Sunday, September 11, 2016

Changing Into Cedar

So I'm all moved in at my apartment, and I've met a lot of great people so far. Coming here in the first place was a trial in it of itself because on the drive over, I was crying and having a panic attack, and talking to myself, saying that it would all be okay and that I'd still have a parent with me, my heavenly father would be watching over me. I'd basically be living over at his house if I went to BYU-Idaho. So far, that's what it's felt like. Not trying to say that I don't feel like an adult, but life here is truly centered around Heavenly Father and Jesus Christ. You can feel the spirit anywhere, and I haven't even gone to my first day of class.

So many things have happened because they just needed to. This girl that was going to be in a different apartment wanted to be in my apartment with her friend. She complained to the manager, and I basically got asked if I wanted to switch apartments. I'm glad that I wasn't hesitant at all to say yes. I moved in next door to the apartment I was supposed to be in, and I got the last bed available, but quite honestly, I wouldn't want it any other way. I love everything about my side of the room besides the white walls and the uncomfortable bed.

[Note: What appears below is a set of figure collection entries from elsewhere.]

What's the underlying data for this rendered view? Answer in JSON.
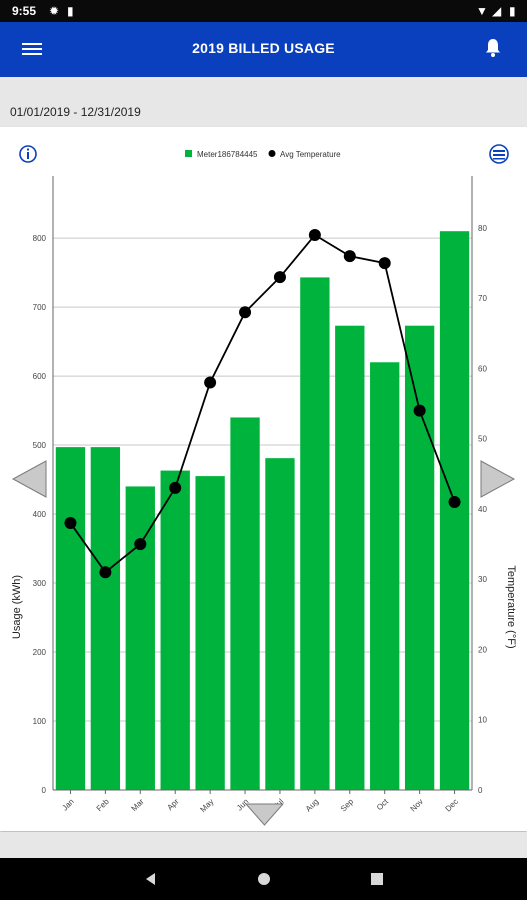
{
  "status_bar": {
    "time": "9:55"
  },
  "app_bar": {
    "title": "2019 BILLED USAGE"
  },
  "date_range": "01/01/2019 - 12/31/2019",
  "colors": {
    "app_bar": "#0a3fbd",
    "bar": "#00b33c",
    "line": "#000000"
  },
  "icons": [
    "settings-gear-icon",
    "sim-card-icon",
    "wifi-icon",
    "signal-icon",
    "battery-icon",
    "menu-icon",
    "bell-icon",
    "info-icon",
    "chart-toggle-icon",
    "left-arrow-icon",
    "right-arrow-icon",
    "down-arrow-icon",
    "back-icon",
    "home-icon",
    "recents-icon"
  ],
  "chart_data": {
    "type": "bar",
    "categories": [
      "Jan",
      "Feb",
      "Mar",
      "Apr",
      "May",
      "Jun",
      "Jul",
      "Aug",
      "Sep",
      "Oct",
      "Nov",
      "Dec"
    ],
    "series": [
      {
        "name": "Meter186784445",
        "type": "bar",
        "values": [
          497,
          497,
          440,
          463,
          455,
          540,
          481,
          743,
          673,
          620,
          673,
          810
        ]
      },
      {
        "name": "Avg Temperature",
        "type": "line",
        "axis": "right",
        "values": [
          38,
          31,
          35,
          43,
          58,
          68,
          73,
          79,
          76,
          75,
          54,
          41
        ]
      }
    ],
    "ylabel": "Usage (kWh)",
    "y2label": "Temperature (°F)",
    "ylim": [
      0,
      890
    ],
    "y2lim": [
      0,
      87.4
    ],
    "yticks": [
      0,
      100,
      200,
      300,
      400,
      500,
      600,
      700,
      800
    ],
    "y2ticks": [
      0,
      10,
      20,
      30,
      40,
      50,
      60,
      70,
      80
    ],
    "grid": true,
    "legend": "top"
  }
}
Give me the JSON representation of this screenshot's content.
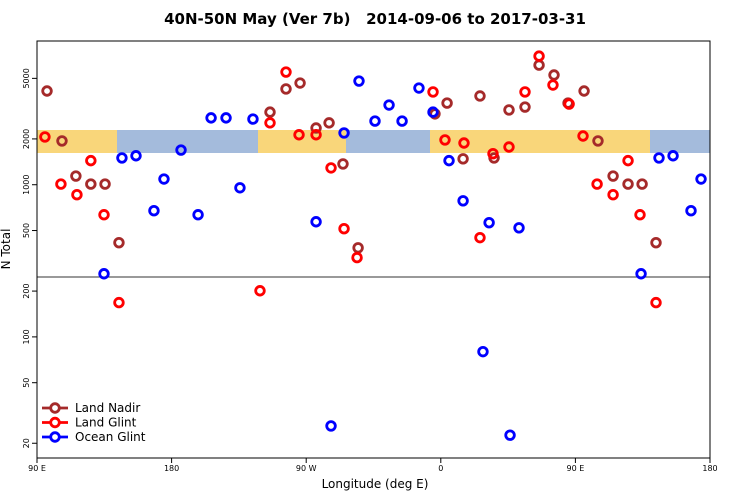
{
  "chart_data": {
    "type": "scatter",
    "title": "40N-50N May (Ver 7b)   2014-09-06 to 2017-03-31",
    "x_label": "Longitude (deg E)",
    "y_label": "N Total",
    "xlim": [
      90,
      540
    ],
    "ylim": [
      16,
      8800
    ],
    "y_scale": "log",
    "grid": false,
    "legend_position": "lower-left",
    "xticks": [
      {
        "value": 90,
        "label": "90 E"
      },
      180,
      {
        "value": 270,
        "label": "90 W"
      },
      {
        "value": 360,
        "label": "0"
      },
      {
        "value": 450,
        "label": "90 E"
      },
      {
        "value": 540,
        "label": "180"
      }
    ],
    "yticks": [
      20,
      50,
      100,
      200,
      500,
      1000,
      2000,
      5000
    ],
    "series": [
      {
        "name": "Land Nadir",
        "color": "#a52a2a",
        "x": [
          96.7,
          106.7,
          116,
          126,
          135.5,
          144.8,
          245.8,
          256.5,
          265.9,
          276.6,
          285.3,
          294.6,
          304.7,
          356.1,
          364.2,
          374.9,
          386.2,
          395.6,
          405.6,
          416.3,
          425.7,
          435.7,
          445.1,
          455.8,
          465.1,
          475.2,
          485.2,
          494.6,
          503.9
        ],
        "values": [
          4130,
          1940,
          1140,
          1010,
          1010,
          416,
          3000,
          4260,
          4660,
          2360,
          2550,
          1370,
          385,
          2920,
          3440,
          1480,
          3830,
          1500,
          3100,
          3240,
          6110,
          5260,
          3440,
          4130,
          1940,
          1140,
          1010,
          1010,
          416
        ]
      },
      {
        "name": "Land Glint",
        "color": "#ff0000",
        "x": [
          95.3,
          106,
          116.7,
          126,
          134.8,
          144.8,
          239.1,
          245.8,
          256.5,
          265.2,
          276.6,
          286.6,
          295.3,
          304,
          354.8,
          362.8,
          375.5,
          386.2,
          394.9,
          405.6,
          416.3,
          425.7,
          435,
          445.8,
          455.1,
          464.5,
          475.2,
          485.2,
          493.2,
          503.9
        ],
        "values": [
          2060,
          1010,
          860,
          1440,
          635,
          168,
          201,
          2550,
          5500,
          2130,
          2130,
          1290,
          514,
          332,
          4070,
          1970,
          1880,
          449,
          1600,
          1770,
          4070,
          7000,
          4520,
          3390,
          2090,
          1010,
          860,
          1440,
          635,
          168
        ]
      },
      {
        "name": "Ocean Glint",
        "color": "#0000ff",
        "x": [
          134.8,
          146.8,
          156.2,
          168.2,
          174.9,
          186.3,
          197.7,
          206.4,
          216.4,
          225.7,
          234.4,
          276.6,
          286.6,
          295.3,
          305.3,
          316,
          325.4,
          334.1,
          345.4,
          354.8,
          365.5,
          374.9,
          388.2,
          392.3,
          406.3,
          412.3,
          493.9,
          505.9,
          515.3,
          527.3,
          534
        ],
        "values": [
          260,
          1500,
          1550,
          675,
          1090,
          1690,
          635,
          2750,
          2750,
          955,
          2700,
          571,
          26,
          2190,
          4800,
          2620,
          3340,
          2620,
          4320,
          3000,
          1440,
          784,
          80,
          563,
          22.6,
          521,
          260,
          1500,
          1550,
          675,
          1090
        ]
      }
    ]
  }
}
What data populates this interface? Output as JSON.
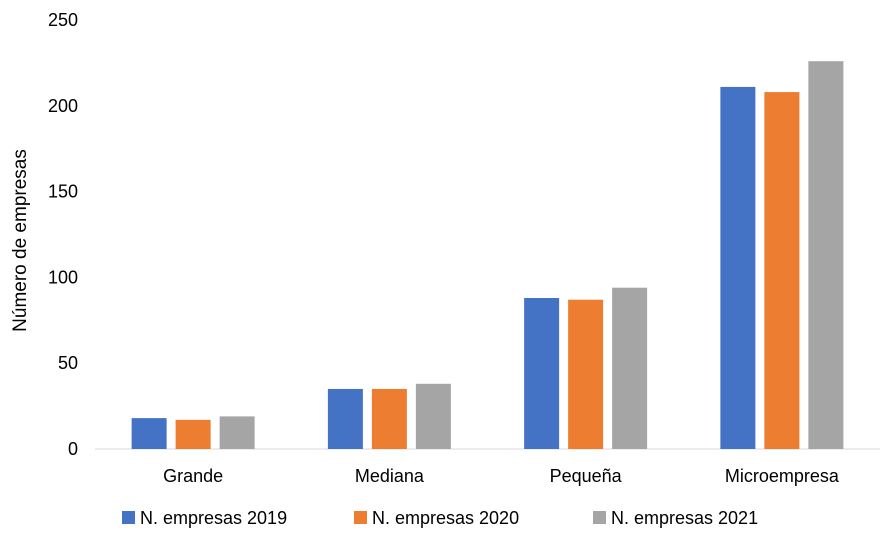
{
  "chart_data": {
    "type": "bar",
    "title": "",
    "xlabel": "",
    "ylabel": "Número de empresas",
    "ylim": [
      0,
      250
    ],
    "yticks": [
      0,
      50,
      100,
      150,
      200,
      250
    ],
    "grid": false,
    "legend_position": "bottom",
    "categories": [
      "Grande",
      "Mediana",
      "Pequeña",
      "Microempresa"
    ],
    "series": [
      {
        "name": "N. empresas 2019",
        "color": "#4472C4",
        "values": [
          18,
          35,
          88,
          211
        ]
      },
      {
        "name": "N. empresas 2020",
        "color": "#ED7D31",
        "values": [
          17,
          35,
          87,
          208
        ]
      },
      {
        "name": "N. empresas 2021",
        "color": "#A5A5A5",
        "values": [
          19,
          38,
          94,
          226
        ]
      }
    ]
  }
}
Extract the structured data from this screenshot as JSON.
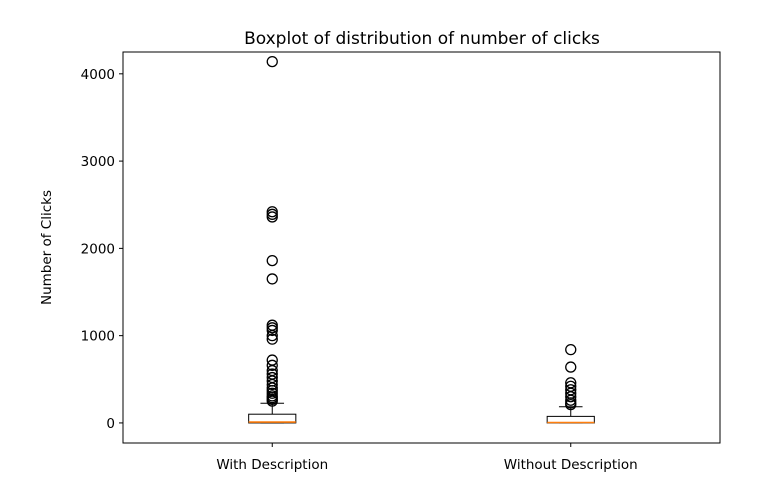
{
  "chart_data": {
    "type": "boxplot",
    "title": "Boxplot of distribution of number of clicks",
    "xlabel": "",
    "ylabel": "Number of Clicks",
    "ylim": [
      -230,
      4250
    ],
    "yticks": [
      0,
      1000,
      2000,
      3000,
      4000
    ],
    "grid": false,
    "categories": [
      "With Description",
      "Without Description"
    ],
    "boxes": [
      {
        "name": "With Description",
        "whisker_low": 0,
        "q1": 0,
        "median": 10,
        "q3": 100,
        "whisker_high": 225,
        "outliers": [
          4140,
          2420,
          2390,
          2360,
          1860,
          1650,
          1120,
          1090,
          1060,
          1000,
          960,
          720,
          660,
          600,
          560,
          520,
          480,
          440,
          400,
          370,
          340,
          310,
          290,
          270,
          250
        ]
      },
      {
        "name": "Without Description",
        "whisker_low": 0,
        "q1": 0,
        "median": 5,
        "q3": 75,
        "whisker_high": 185,
        "outliers": [
          840,
          640,
          460,
          420,
          380,
          340,
          300,
          260,
          230,
          210
        ]
      }
    ],
    "colors": {
      "box": "#000000",
      "median": "#ff7f0e",
      "outlier_edge": "#000000"
    }
  }
}
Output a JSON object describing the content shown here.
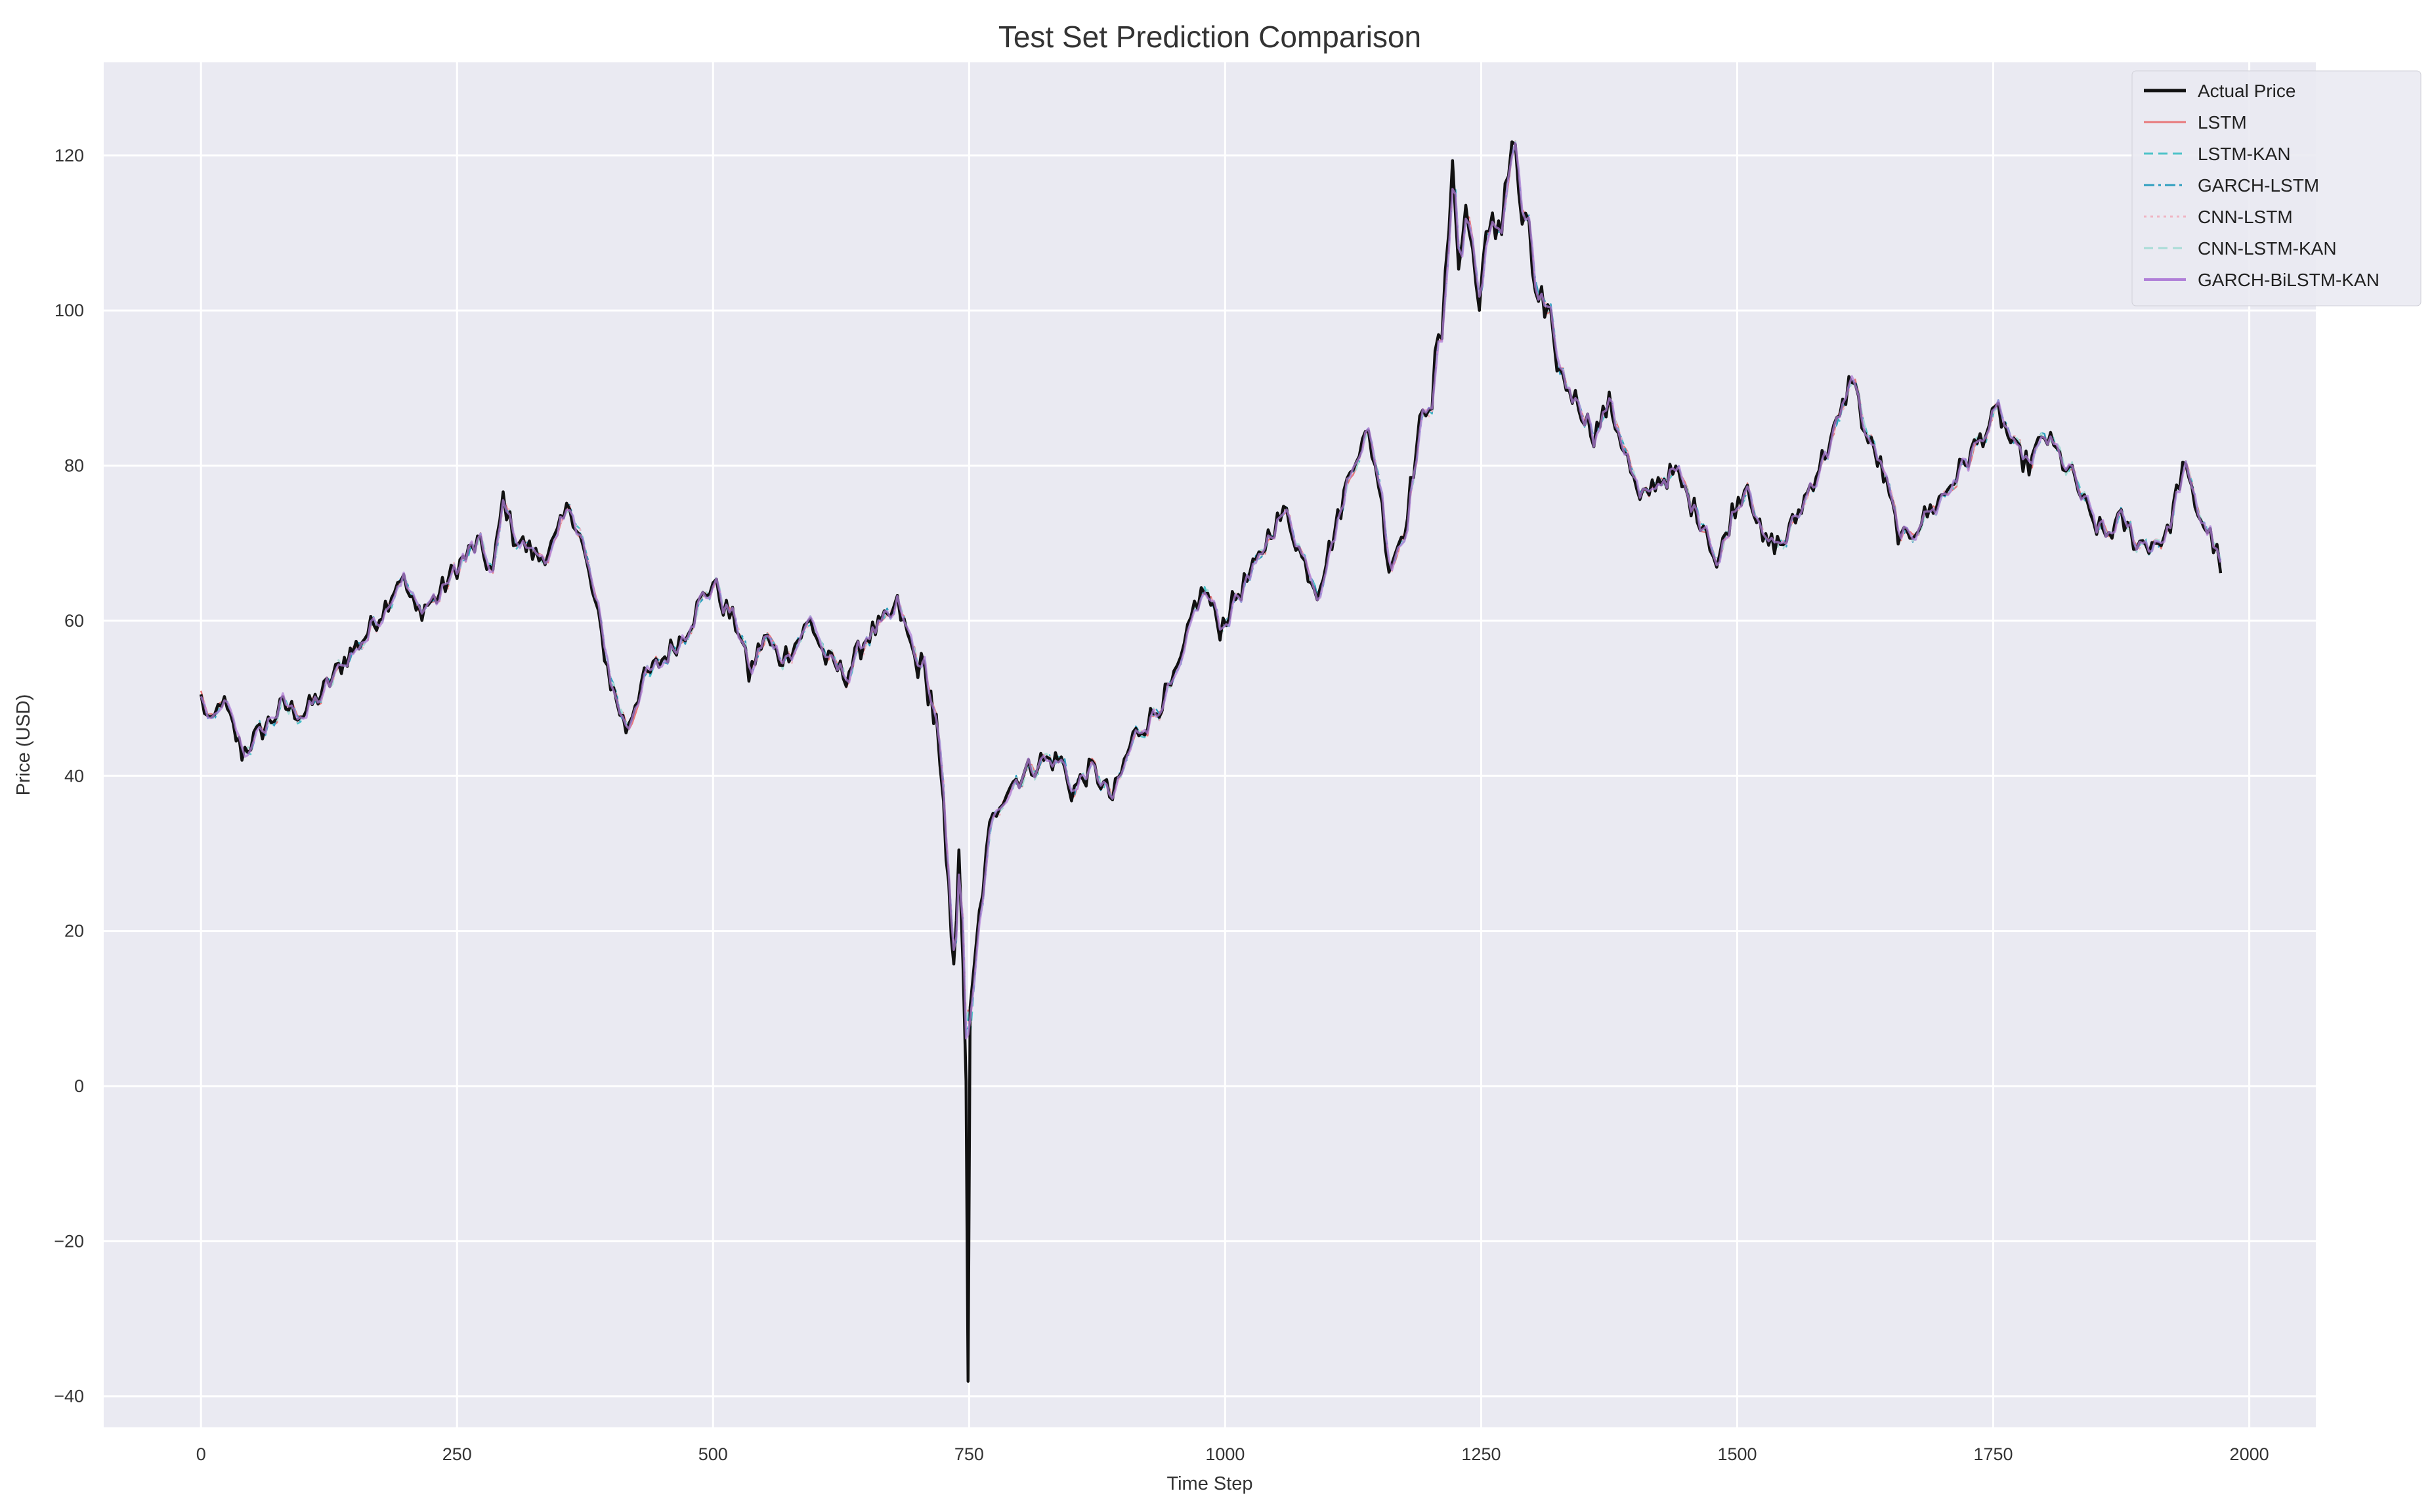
{
  "chart_data": {
    "type": "line",
    "title": "Test Set Prediction Comparison",
    "xlabel": "Time Step",
    "ylabel": "Price (USD)",
    "xlim": [
      -95,
      2065
    ],
    "ylim": [
      -44,
      132
    ],
    "xticks": [
      0,
      250,
      500,
      750,
      1000,
      1250,
      1500,
      1750,
      2000
    ],
    "yticks": [
      -40,
      -20,
      0,
      20,
      40,
      60,
      80,
      100,
      120
    ],
    "grid": true,
    "legend_position": "upper-right",
    "background": "#eaeaf2",
    "anchors": [
      [
        0,
        50
      ],
      [
        10,
        46
      ],
      [
        20,
        50
      ],
      [
        40,
        43
      ],
      [
        60,
        46
      ],
      [
        80,
        49
      ],
      [
        100,
        48
      ],
      [
        120,
        51
      ],
      [
        140,
        55
      ],
      [
        160,
        58
      ],
      [
        180,
        62
      ],
      [
        195,
        66
      ],
      [
        210,
        61
      ],
      [
        230,
        63
      ],
      [
        250,
        67
      ],
      [
        270,
        70
      ],
      [
        285,
        66
      ],
      [
        295,
        76
      ],
      [
        305,
        71
      ],
      [
        330,
        68
      ],
      [
        345,
        70
      ],
      [
        360,
        75
      ],
      [
        370,
        71
      ],
      [
        385,
        62
      ],
      [
        400,
        52
      ],
      [
        415,
        46
      ],
      [
        430,
        52
      ],
      [
        450,
        55
      ],
      [
        470,
        58
      ],
      [
        490,
        63
      ],
      [
        500,
        65
      ],
      [
        510,
        62
      ],
      [
        525,
        59
      ],
      [
        535,
        53
      ],
      [
        550,
        58
      ],
      [
        565,
        55
      ],
      [
        580,
        57
      ],
      [
        595,
        60
      ],
      [
        610,
        55
      ],
      [
        630,
        53
      ],
      [
        650,
        58
      ],
      [
        670,
        60
      ],
      [
        680,
        62
      ],
      [
        690,
        58
      ],
      [
        700,
        54
      ],
      [
        710,
        52
      ],
      [
        718,
        46
      ],
      [
        725,
        34
      ],
      [
        730,
        24
      ],
      [
        735,
        18
      ],
      [
        740,
        28
      ],
      [
        744,
        14
      ],
      [
        747,
        2
      ],
      [
        749,
        -37
      ],
      [
        751,
        8
      ],
      [
        755,
        14
      ],
      [
        760,
        22
      ],
      [
        770,
        33
      ],
      [
        780,
        37
      ],
      [
        790,
        39
      ],
      [
        820,
        42
      ],
      [
        840,
        42
      ],
      [
        850,
        38
      ],
      [
        870,
        41
      ],
      [
        890,
        37
      ],
      [
        910,
        45
      ],
      [
        930,
        48
      ],
      [
        950,
        52
      ],
      [
        960,
        56
      ],
      [
        970,
        62
      ],
      [
        980,
        64
      ],
      [
        995,
        59
      ],
      [
        1010,
        63
      ],
      [
        1030,
        67
      ],
      [
        1045,
        72
      ],
      [
        1060,
        74
      ],
      [
        1075,
        68
      ],
      [
        1090,
        64
      ],
      [
        1110,
        73
      ],
      [
        1125,
        81
      ],
      [
        1140,
        84
      ],
      [
        1150,
        78
      ],
      [
        1160,
        67
      ],
      [
        1175,
        72
      ],
      [
        1190,
        85
      ],
      [
        1205,
        91
      ],
      [
        1215,
        101
      ],
      [
        1222,
        123
      ],
      [
        1228,
        104
      ],
      [
        1235,
        114
      ],
      [
        1245,
        103
      ],
      [
        1258,
        108
      ],
      [
        1270,
        113
      ],
      [
        1280,
        122
      ],
      [
        1290,
        112
      ],
      [
        1300,
        105
      ],
      [
        1315,
        97
      ],
      [
        1330,
        91
      ],
      [
        1345,
        88
      ],
      [
        1360,
        84
      ],
      [
        1375,
        88
      ],
      [
        1390,
        82
      ],
      [
        1405,
        75
      ],
      [
        1420,
        78
      ],
      [
        1440,
        79
      ],
      [
        1455,
        75
      ],
      [
        1470,
        72
      ],
      [
        1480,
        67
      ],
      [
        1495,
        74
      ],
      [
        1510,
        78
      ],
      [
        1525,
        70
      ],
      [
        1545,
        70
      ],
      [
        1560,
        74
      ],
      [
        1580,
        80
      ],
      [
        1600,
        86
      ],
      [
        1612,
        92
      ],
      [
        1625,
        84
      ],
      [
        1640,
        80
      ],
      [
        1660,
        70
      ],
      [
        1680,
        73
      ],
      [
        1700,
        76
      ],
      [
        1720,
        80
      ],
      [
        1740,
        84
      ],
      [
        1755,
        87
      ],
      [
        1770,
        82
      ],
      [
        1785,
        80
      ],
      [
        1800,
        84
      ],
      [
        1815,
        81
      ],
      [
        1830,
        78
      ],
      [
        1845,
        73
      ],
      [
        1860,
        71
      ],
      [
        1875,
        73
      ],
      [
        1890,
        70
      ],
      [
        1905,
        70
      ],
      [
        1920,
        71
      ],
      [
        1935,
        80
      ],
      [
        1950,
        74
      ],
      [
        1965,
        70
      ],
      [
        1972,
        67
      ]
    ],
    "series": [
      {
        "name": "Actual Price",
        "color": "#111111",
        "style": "solid"
      },
      {
        "name": "LSTM",
        "color": "#e8787a",
        "style": "solid"
      },
      {
        "name": "LSTM-KAN",
        "color": "#4fc3c9",
        "style": "dashed"
      },
      {
        "name": "GARCH-LSTM",
        "color": "#2e9fbf",
        "style": "dashdot"
      },
      {
        "name": "CNN-LSTM",
        "color": "#f0b6c4",
        "style": "dotted"
      },
      {
        "name": "CNN-LSTM-KAN",
        "color": "#a8dcd6",
        "style": "dashed"
      },
      {
        "name": "GARCH-BiLSTM-KAN",
        "color": "#b07fd8",
        "style": "solid"
      }
    ]
  }
}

I was so nervous when it came to meeting my roommates, but they've all been very kind. The last girl to actually move in was my section leader in From the Heart choir, so that made me feel like my prayers had been answered a little. I asked for somebody near me that would make me feel a little more comfortable. But honestly, I love everyone here. The other girl in my room loves Rarity, the girl across the hall is just fun to talk to and is with my section leader (who also loves Big Brother) and the two girls in the other room are cool too! One of them loves Coldplay, and attended that concert in Salt Lake. The other girl offered me pizza the first night and is just so sweet. Even though our age differences are very major here in the "Pent-House," we all feel and treat each other the same way.

When we moved all of my stuff in, I wasn't confident on how I was going to arrange everything. My mom and Christen left! I thought they would help me put things away, but it was all up to me, and I think I got it all organized the way I want it.

This evening I was reading my scriptures and I opened up to 2 Nephi 19, but it was referring to Isaiah 9, so I jumped back to that chapter and I came across this verse...

"The bricks are fallen down, but we will build them with hewn stones; the sycamores are cut down, but we will change them into cedars." - Isaiah 9:10

Bek has fallen down. We will build them with hewn stones. We will build her up again, but better. This scripture is extremely important to me right now. I thought that moving out was going to be the hardest thing in the world. I do miss my bed a little bit, but I'm finding a little piece of home here. I'm finding peace. I'm studying with people who share my beliefs and I believe that I'm here for a reason. I'm here to change into a better person through the small little things and the people that I'm surrounding myself with.
It took me a while to realize what this meant and why it was important and why I might be reading it. I began to see the symbolism beneath the objects. The bricks are fallen down.

One thing I've pondered a lot over this weekend is being in the right place at the right time. I read in a class syllabus that we're allowed only 3 tardies because we should always be to class on time. I couldn't help but think about how that might relate to life in general. We say we'll be there on time in the right place, but how often do we find ourselves lollygagging behind the group, or ditching those plans to do something else that is less than beneficial to our overall growth? I feel that right now I'm in the right place at the right time. I feel as though I was meant to be with these people right here and right now. They're here and they're quite honestly an answer to my prayer. A comfort in letting me know that everything is going to be okay.